Cependant, les mesures de relance prises par le gouvernement à ce jour sont minimes par rapport aux niveaux précédents. La Chine n’est pas en mesure – ou ne veut pas – recourir à des mesures de relance à grande échelle pour accélérer l’économie car elle est toujours très endettée du fait de ses dépenses massives pendant la crise financière mondiale.

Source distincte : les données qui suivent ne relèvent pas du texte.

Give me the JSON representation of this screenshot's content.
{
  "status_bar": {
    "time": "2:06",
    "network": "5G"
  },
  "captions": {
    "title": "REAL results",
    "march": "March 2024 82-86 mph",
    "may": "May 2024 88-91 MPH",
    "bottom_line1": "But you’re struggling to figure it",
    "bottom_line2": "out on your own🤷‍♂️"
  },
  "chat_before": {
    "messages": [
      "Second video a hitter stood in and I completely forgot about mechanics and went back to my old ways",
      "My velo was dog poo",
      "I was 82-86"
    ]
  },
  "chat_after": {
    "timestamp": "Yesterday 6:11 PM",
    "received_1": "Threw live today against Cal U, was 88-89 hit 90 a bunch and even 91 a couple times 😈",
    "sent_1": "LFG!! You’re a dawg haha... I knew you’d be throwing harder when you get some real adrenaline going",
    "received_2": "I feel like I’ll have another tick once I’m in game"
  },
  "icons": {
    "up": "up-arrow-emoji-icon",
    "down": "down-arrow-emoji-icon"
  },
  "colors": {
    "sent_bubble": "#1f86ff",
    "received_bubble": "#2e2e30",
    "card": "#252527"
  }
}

En 2008, la Chine a dévoilé un énorme plan de relance de 4 000 milliards de RMB (600 milliards de dollars américains) représentant près de 13% du PIB du pays cette année-là. En comparaison, le plan de relance américain – considéré comme important en soi – valait 152 milliards de dollars américains. Selon l’Institut des finances internationales, la dette totale de la Chine pourrait avoir dépassé 300% du PIB au troisième trimestre de 2018.

En réponse, la réduction de la dette et des risques financiers a été l’une des plus hautes priorités du gouvernement chinois au cours des deux dernières années, et le reste malgré les pressions économiques actuelles de la Chine.

Cela signifie que les gouvernements locaux et les institutions financières sont confrontés à des objectifs contradictoires, à la fois de stimuler les prêts et de réduire la dette. Cela signifie que les priorités politiques peuvent ne pas être claires au niveau local, mais cela garantit que toute dépense gouvernementale est ciblée et prudente plutôt que coûteuse et exorbitante.

Accélération des réformes intérieures

Près de six mois après le début de la guerre commerciale avec les États-Unis, les efforts de la Chine pour renforcer son économie demeurent relativement ciblés et limités.

Certaines politiques, telles que les réductions des taxes à l’exportation et les incitations à éviter les licenciements, sont clairement conçues comme des mesures d’allégement provisoires pour les entreprises touchées par les droits de douane et les frictions commerciales.

Cependant, de nombreuses autres mesures semblent accélérer le programme de réformes préexistant du gouvernement. Le RCEP, les réductions tarifaires et fiscales et la réforme de l’IIT font partie des politiques déjà planifiées, mais probablement accélérées du fait de la guerre commerciale.

Ces décisions peuvent offrir des avantages tangibles pour réduire les préoccupations des entreprises touchées par la guerre commerciale, mais ne se comparent pas à l’ampleur de la réaction du gouvernement lors de son dernier défi économique majeur. Et pour les entreprises qui envisagent déjà de s’orienter vers des destinations moins coûteuses, telles que le Vietnam, en raison de tendances économiques plus générales, il est peu probable que le soutien des gouvernements modifie leur calcul.

Néanmoins, la stratégie de la Chine pourrait être bénéfique pour les perspectives économiques du pays au-delà de la guerre commerciale. La transition structurelle vers la consommation intérieure et l’innovation dans les technologies de pointe portera ses fruits à moyen et à long terme. Cependant, alors que la guerre commerciale approche et que l’impact de la guerre en Europe se concrétise, des mesures d’urgence à court terme pourraient rapidement occuper une place de choix.